«Os combatentes do Norte reuniram-se no Porto e navegaram em armada
própria para Lisboa. A mobilização para a jornada ultrapassou mesmo um terrível
obstáculo, o do falecimento da rainha Filipa de Lencastre, vítima de
peste. No leito de morte, em Odivelas, encomendou ao cidadão João Vaz de Almada
que lhe trouxesse espadas para os três filhos mais velhos.
- Na entrega, D. Filipa encomendou a Duarte a defesa dos povos, garantindo a todos o cumprimento do direito e da justiça;
- A Pedro, recomendou as donas e as donzelas;
- A Henrique, “os senhores, cavaleiros, fidalgos e escudeiros para serem mantidos em direito e lhes serem feitas aquelas mercês que estiver em razão. Ca muitas vezes acontece que, por informações falsas e requerimentos sobejos dos povos, os reis fazem contra eles o que não devem”.
Os povos tinham muita força.
A morte da rainha provocou forte divisão no último Conselho Régio em Alhos
Vedros. Os três infantes, o meio-irmão Afonso, conde de Barcelos e
mais três conselheiros pronunciaram-se pelo prosseguimento da jornada; os
outros sete manifestaram-se contra. O Condestável estava no segundo grupo e o infante
Pedro, ao que parece, contestou-o com palavras duras.
No extenso rol dos expedicionários, registados no texto assinado por Zurara,
vêm o Condestável, o mestre da ordem de Cristo, o prior do Hospital, o
almirante, o marechal Gonçalo Vasques Coutinho, um filho do infante João de
Castro, irmão mais velho do rei, o conde Pedro, neto do primeiro conde de
Ourém, e outros fidalgos. A seu lado, oficiais, oriundos da nobreza urbana,
como Afonso Furtado, capitão-mor do mar, Gonçalo Lourenço de Gomide, escrivão
da puridade, João Afonso de Santarém, João Afonso de Alenquer, vedor da fazenda
e promotor do feito, Fernão Gonçalves de Arca, João Vaz de Almada e os seus
filhos Pero e Álvaro, Pero Gonçalves Malafaia e seu irmão Luís Gonçalves.
João Afonso de Alenquer sugeriu aos infantes a conquista de Ceuta e
dirigiu a parte económica da empresa. João Vaz de Almada, cidadão honrado de Lisboa,
mercador e cavaleiro, um dos capitães nos Atoleiros, em Aljubarrota e em
Valverde, comandou a hoste de Lisboa. Em Setembro de 1414, o segundo levantou
em Inglaterra quatrocentas lanças; e seu filho Álvaro, mais trezentas e
cinquenta. A empresa teve o apoio quase unânime dos diferentes grupos sociais,
mas as cidades de Lisboa e do Porto e os meios mercantis europeus que giravam à
sua volta tiveram um papel que diria determinante. Os ingleses contribuíram não
só com armas mas com mercenários. O mercador inglês Monde, que arrematara as
rendas da alfândega do Porto, participou pessoalmente com quatro naus e frecheiros
armados à sua custa. Na armada, incorporou-se também o catalão Mossem João
de Pomar, introdutor do cultivo de cana do açúcar em Loulé.

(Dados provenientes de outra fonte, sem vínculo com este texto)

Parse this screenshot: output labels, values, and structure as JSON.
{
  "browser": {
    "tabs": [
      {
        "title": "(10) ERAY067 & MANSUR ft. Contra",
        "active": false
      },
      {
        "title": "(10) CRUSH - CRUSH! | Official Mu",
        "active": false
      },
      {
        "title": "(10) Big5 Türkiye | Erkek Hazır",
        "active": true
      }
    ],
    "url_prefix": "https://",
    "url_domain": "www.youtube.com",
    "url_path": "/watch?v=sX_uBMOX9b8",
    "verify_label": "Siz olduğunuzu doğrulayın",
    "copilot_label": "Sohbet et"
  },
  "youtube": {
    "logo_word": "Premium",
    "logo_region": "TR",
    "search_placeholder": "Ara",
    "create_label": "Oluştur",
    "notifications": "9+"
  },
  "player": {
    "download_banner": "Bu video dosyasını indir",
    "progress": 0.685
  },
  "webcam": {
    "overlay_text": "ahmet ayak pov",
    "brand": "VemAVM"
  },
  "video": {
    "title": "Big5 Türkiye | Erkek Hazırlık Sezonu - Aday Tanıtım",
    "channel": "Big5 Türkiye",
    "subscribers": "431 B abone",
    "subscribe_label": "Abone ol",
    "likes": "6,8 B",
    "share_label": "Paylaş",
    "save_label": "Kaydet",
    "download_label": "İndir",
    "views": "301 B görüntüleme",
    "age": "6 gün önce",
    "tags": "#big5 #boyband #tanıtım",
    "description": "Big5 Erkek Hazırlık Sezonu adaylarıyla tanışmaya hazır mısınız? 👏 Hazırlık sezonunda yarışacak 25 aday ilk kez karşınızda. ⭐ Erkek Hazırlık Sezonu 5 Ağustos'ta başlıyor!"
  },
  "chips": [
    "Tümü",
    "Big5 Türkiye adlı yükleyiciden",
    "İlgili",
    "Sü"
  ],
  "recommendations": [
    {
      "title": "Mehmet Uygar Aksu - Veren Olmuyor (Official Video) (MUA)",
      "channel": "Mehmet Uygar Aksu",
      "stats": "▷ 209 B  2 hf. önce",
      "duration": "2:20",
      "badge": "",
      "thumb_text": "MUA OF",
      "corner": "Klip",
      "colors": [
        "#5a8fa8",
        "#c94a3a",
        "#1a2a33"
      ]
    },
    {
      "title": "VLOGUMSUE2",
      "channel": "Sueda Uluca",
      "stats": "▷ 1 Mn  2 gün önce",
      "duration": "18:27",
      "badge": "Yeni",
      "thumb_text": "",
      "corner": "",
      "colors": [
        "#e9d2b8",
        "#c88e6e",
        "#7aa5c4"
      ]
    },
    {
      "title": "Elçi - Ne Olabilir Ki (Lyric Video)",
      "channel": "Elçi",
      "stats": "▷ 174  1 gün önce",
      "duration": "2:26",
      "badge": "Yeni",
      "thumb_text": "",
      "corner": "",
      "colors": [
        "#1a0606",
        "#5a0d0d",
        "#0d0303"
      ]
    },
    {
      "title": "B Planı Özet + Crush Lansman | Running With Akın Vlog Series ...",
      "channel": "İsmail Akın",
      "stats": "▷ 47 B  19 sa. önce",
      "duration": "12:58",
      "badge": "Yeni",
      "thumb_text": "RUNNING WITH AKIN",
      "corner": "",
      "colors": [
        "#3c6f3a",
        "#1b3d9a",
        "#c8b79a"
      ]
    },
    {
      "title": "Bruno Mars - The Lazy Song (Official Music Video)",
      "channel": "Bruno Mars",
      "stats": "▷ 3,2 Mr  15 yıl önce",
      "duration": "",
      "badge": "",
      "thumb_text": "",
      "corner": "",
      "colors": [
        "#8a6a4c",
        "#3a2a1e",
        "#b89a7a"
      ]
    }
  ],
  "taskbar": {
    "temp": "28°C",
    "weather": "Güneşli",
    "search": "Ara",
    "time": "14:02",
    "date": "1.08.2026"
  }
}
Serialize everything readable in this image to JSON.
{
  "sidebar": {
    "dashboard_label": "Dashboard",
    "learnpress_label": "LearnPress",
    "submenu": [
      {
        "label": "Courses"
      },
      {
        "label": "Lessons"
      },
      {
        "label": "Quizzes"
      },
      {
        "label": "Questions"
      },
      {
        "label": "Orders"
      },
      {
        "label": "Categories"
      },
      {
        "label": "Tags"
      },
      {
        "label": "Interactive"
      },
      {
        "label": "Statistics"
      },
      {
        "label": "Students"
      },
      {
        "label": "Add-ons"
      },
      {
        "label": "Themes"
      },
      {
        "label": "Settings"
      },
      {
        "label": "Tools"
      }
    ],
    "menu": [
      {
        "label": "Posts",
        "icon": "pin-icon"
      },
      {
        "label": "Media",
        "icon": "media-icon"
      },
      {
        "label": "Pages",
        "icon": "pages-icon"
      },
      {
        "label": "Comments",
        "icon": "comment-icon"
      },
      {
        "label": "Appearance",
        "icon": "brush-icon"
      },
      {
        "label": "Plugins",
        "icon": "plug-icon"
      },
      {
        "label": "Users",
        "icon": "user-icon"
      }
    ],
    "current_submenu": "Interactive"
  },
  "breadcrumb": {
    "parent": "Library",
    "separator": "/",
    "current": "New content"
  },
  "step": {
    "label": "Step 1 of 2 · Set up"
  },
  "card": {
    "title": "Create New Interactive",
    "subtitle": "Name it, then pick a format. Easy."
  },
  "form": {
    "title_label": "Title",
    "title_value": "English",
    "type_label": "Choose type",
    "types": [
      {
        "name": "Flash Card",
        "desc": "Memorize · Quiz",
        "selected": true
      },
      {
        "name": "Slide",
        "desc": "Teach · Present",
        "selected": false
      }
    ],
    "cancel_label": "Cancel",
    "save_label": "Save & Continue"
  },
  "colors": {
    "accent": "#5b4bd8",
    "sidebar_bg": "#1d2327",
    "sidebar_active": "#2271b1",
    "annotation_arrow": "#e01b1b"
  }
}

Um barão alemão e três grandes fidalgos de França não chegaram sozinhos. E dois
cavaleiros de Flandres trouxeram, cada um, vinte homens de armas. Pelo seu
lado, o duque da Borgonha colaborou no jogo da cabra cega com que se ocultou
o destino da expedição. Fretaram-se navios na Biscaia e na Flandres. O
mundo está com as orelhas abertas para mim, confessaria o rei João.
Na largada da frota, a gente de Lisboa juntou-se pelos muros da
alcáçova e pelos lugares altos. Muitos tinham os rostos cheios de água e não
quiseram partir dali até que os montes de Sesimbra tragaram a vista da armada. Em
Lagos frei João Xira revelou o destino e leu a bula de cruzada que
perdoava de antemão os pecados que tencionavam praticar. Aquele que pode contradizer ao
erro e não o contradiz, por esse mesmo consentimento parece que o aprova.
Base de corsários
Edificada numa península à entrada do Mar Mediterrâneo, Ceuta era a sentinela
do Estreito de Gibraltar. Ante ela, no dizer de Zurara, todos os navios mesuravam
as suas velas. Ali desembocava:
- uma das rotas marítimas que ligavam o reino mouro de Granada ao Magrebe;
- a rota terrestre que seguia, pelo norte de África, para Ifriquia, o Egipto, Bagdad, o Oriente rico para lá do Eufrates;
- a sul, a rota do ouro e dos escravos que descia ao Mali. Cidade de comerciantes, marinheiros, lavradores, oficiais mecânicos, não lhe faltava pão, vinho, carnes, frutas; do seu porto, de Tânger, Salé e das cidades marítimas de Granada, saíam piratas mercadores a roubar o Algarve e a Andaluzia.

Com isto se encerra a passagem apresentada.